Twenty-five years later, it’s difficult to see any grounds for Baltic fear of a Russian takeover, given the Russian government’s ever closer cooperation with China in just about every area of significance, including the One Belt One Road project that is linking the Pacific with Europe via Central Asia. I believe the Baltics are crying wolf because they want to finally be considered part of Europe (aka the West), not to mention the attraction of NATO funding and materiel. The idea that these three tiny countries have anything to offer Russia is ludicrous, while Russia, on the other hand, is acutely aware of the role they played in the past, together with Poland Belarus and Ukraine, as transit routes into its territory.
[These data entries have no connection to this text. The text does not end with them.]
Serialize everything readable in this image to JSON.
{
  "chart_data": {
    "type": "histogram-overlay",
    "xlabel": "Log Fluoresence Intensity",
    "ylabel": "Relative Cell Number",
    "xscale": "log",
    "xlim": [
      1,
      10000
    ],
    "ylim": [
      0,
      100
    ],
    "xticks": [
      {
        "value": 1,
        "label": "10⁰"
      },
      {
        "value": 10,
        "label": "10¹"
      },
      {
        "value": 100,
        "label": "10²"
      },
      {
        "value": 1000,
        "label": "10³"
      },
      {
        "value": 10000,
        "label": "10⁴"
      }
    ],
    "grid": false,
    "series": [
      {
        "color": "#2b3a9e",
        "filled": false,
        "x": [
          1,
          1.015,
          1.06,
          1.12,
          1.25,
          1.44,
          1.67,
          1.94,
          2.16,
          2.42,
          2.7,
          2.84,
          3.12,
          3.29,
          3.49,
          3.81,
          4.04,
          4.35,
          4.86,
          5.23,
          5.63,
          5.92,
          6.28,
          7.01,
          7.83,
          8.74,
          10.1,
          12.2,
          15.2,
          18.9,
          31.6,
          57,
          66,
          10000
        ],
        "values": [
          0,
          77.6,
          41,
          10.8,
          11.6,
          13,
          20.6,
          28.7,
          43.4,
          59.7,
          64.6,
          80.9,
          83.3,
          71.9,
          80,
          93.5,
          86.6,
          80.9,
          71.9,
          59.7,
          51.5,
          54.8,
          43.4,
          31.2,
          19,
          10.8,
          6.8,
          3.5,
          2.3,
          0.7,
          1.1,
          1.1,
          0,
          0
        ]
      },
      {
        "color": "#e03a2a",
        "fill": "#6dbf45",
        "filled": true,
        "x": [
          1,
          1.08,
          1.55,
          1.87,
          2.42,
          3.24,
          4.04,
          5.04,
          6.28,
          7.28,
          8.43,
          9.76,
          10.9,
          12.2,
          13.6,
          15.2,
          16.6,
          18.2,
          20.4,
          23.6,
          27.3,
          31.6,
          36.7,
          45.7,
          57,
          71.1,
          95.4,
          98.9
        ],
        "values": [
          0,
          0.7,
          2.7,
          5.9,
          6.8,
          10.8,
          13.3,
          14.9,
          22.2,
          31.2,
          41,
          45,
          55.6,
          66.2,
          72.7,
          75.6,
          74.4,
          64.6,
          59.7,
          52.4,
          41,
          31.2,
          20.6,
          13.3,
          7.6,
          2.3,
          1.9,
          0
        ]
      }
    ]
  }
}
In the game currently being played out, the Baltics states are like three mice who, through fear of an herbivore horse, allow themselves to be swallowed by a serpent. 

A Media in-Between



In the nineteen forties, as the US was fighting on two fronts, a popular song encouraged Americans to “Accentuate the positive, Eliminate the negative, Latch on to the affirmative, And don't mess with Mister In-Between.”
Contemporary journalists are mostly too young to have heard that song, but it aptly describes what they’ve been taught to do: Being mostly negative, international news is simply not covered, giving Americans the impression that beyond the United States is a no-man’s land — unless a government is (nonsensically) killing its own people, requiring us to ride in on a white horse and save them.
Since the revival of the Cold War, journalists have honed their craft so finely that by adding or dropping a word here and there they convey an impression of righteousness when actually, barbarism (to borrow a wrongly used expression from our ambassador to the UN, Samantha Powers) is running rampant.
Recently, NATO’s ever greater presence on Russia’s western frontier - the one taken throughout history by Europeans thinking they could take it over — is reported as “aggressive moves by Russia toward the tiny Baltic states, it’s planes daring to fly over the tanks we’ve massed on its border!”
The technique has been refined since 2014, when the US organized a coup in Ukraine (just as we had decades ago in Chile and Honduras, and as we tried to do in Georgia in 2008).  Having installed a neo-fascist government in Kiev, complete with swastika flaunting militias, we accuse Russia of invading its neighbor.  No mention of Eastern Ukraine’s Russian speakers’ visceral horror of a Neo-Nazi regime, stemming from the fact that Ukrainian nationalists fought alongside Hitler’s troops in the hopes of gaining independence from the Soviet Union. The Right Sector and similar groups today are free to operate across Ukraine according to the same ideology their “Banderisti" grandfathers defended, and they proved they haven’t changed in 2014 by killing ethnic Russian Ukrainians, as they did during the war, along with Poles and Jews, upping the ante by burning some alive.

Evidently ‘forgetting’ the number of times the US landed troops in a foreign country, ostensibly to protect American citizens living there (Grenada in 1983, Panama in 1989), the US media, followed obediently by the rest of the Western press, is messing with a negative of its own fabrication, creating an ‘in-between’ that leaves readers wondering how they got presidential candidates with the highest ever negatives.